George Byrne

Cricket information
- Batting: Right-handed
- Bowling: Right-arm medium

Career statistics
| Competition | First-class |
| Matches | 12 |
| Runs scored | 64 |
| Batting average | 3.20 |
| 100s/50s | 0/0 |
| Top score | 18 |
| Balls bowled | 325 |
| Wickets | 7 |
| Bowling average | 34.14 |
| 5 wickets in innings | 0 |
| 10 wickets in match | 0 |
| Best bowling | 3/9 |
| Catches/stumpings | 1/– |
- Source: CricInfo, 13 April 2023

= George Byrne =

English cricketer

George Robert Byrne (28 May 1892 – 23 June 1973) was an English cricketer: a right-handed batsman and right arm medium-pace bowler who played 12 times in first-class cricket, playing for both Warwickshire and Worcestershire.
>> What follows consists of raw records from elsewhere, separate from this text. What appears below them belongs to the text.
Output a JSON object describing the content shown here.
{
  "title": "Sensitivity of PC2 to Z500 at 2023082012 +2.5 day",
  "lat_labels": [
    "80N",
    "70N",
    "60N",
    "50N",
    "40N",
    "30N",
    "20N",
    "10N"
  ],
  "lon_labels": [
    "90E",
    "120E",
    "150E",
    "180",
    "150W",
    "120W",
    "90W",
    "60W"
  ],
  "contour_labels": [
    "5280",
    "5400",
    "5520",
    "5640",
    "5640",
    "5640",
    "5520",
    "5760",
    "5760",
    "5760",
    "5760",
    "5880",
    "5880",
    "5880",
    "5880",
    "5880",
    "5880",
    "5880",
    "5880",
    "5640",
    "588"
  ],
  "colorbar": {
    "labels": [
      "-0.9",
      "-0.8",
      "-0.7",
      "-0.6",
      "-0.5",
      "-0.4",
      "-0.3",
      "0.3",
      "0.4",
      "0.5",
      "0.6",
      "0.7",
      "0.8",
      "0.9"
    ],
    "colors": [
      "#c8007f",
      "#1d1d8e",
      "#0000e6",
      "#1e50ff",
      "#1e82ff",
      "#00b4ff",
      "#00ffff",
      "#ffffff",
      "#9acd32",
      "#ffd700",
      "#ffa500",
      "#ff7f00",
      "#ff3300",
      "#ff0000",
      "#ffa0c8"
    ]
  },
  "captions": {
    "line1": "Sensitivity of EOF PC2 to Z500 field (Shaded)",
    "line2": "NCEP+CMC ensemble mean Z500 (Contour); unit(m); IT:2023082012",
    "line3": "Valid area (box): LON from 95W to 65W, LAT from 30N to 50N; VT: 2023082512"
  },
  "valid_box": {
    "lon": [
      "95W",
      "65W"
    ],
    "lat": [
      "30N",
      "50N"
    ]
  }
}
Born in Northfield, Birmingham, Byrne made his debut for Warwickshire against Middlesex in late July 1912, returning figures of 3-9 (which were to remain his career best) in the first innings; two of these wickets came in his first over, his first victim being future Test batsman Frank Mann. With the bat he was rather less successful, making 8 and 4. He played a further seven games for Warwickshire that season, and though managed only another three wickets he ended with a bowling average of just 14.00. He did not contribute much with the bat: in all of 1912 he scored only 36 runs in 12 innings for a batting average of a 3.00. He also took the only catch of his entire career, to dismiss Sussex opener Robert Relf off the bowling of Willie Quaife.

Byrne played four more first-class matches in his career, two apiece in 1914 and 1921, but these appearances were for Worcestershire. His figures for the county are less than impressive (28 runs at 3.50; one wicket at 155.00), but nevertheless he might have played more for them had he not been constrained by his career as an officer in the Army. His only wicket for Worcestershire came on his debut for the county, against Leicestershire in July 1914, when he dismissed Arthur Mounteney.

He died in Torteval, Guernsey at the age of 81.

His uncle, James Byrne, had a more substantial first-class career, captaining Warwickshire between 1903 and 1907.